Le recrutement de dirigeant comme décision de gouvernance

Le recrutement de dirigeant comme décision de gouvernance

Un recrutement de dirigeant n’est jamais une décision purement opérationnelle. Il constitue presque toujours une décision de gouvernance, explicite ou implicite, qui redéfinit les équilibres au sommet de l’organisation. Derrière la recherche d’un profil se posent en réalité des questions plus structurelles :Qui décide réellement ? Qui arbitre lorsque les intérêts divergent ?Et surtout, qui porte le risque dans la durée ? Lorsque ces questions ne sont pas clarifiées en amont, le recrutement peut devenir un instrument indirect de rééquilibrage. On attend du futur dirigeant qu’il tranche, régule ou compense des tensions préexistantes, sans que ces attentes aient été explicitement formulées. La personne recrutée se retrouve alors exposée à des attentes multiples, parfois contradictoires, qu’il lui est difficile de satisfaire durablement. Dans ces situations, l’enjeu dépasse largement la qualité du profil choisi. Même un dirigeant expérimenté peut se retrouver fragilisé si le cadre de gouvernance reste ambigu. À l’inverse, lorsque les rôles sont clarifiés avant le recrutement — responsabilités, périmètres d’arbitrage, modalités de décision — la recherche devient beaucoup plus lisible.

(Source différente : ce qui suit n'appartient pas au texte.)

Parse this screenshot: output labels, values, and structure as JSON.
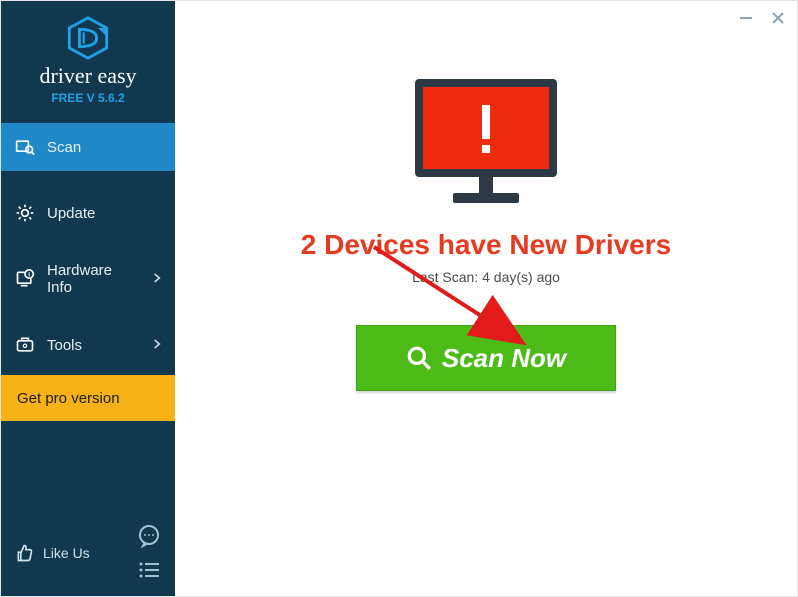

Le recrutement cesse d’être une tentative d’ajustement implicite et devient un véritable levier d’alignement. Alignement des rôles, des responsabilités et des attentes entre actionnaires, dirigeants et instances de décision. Au fond, la solidité d’un recrutement dirigeant se mesure moins au profil retenu qu’à la clarté de la gouvernance qui l’accueille.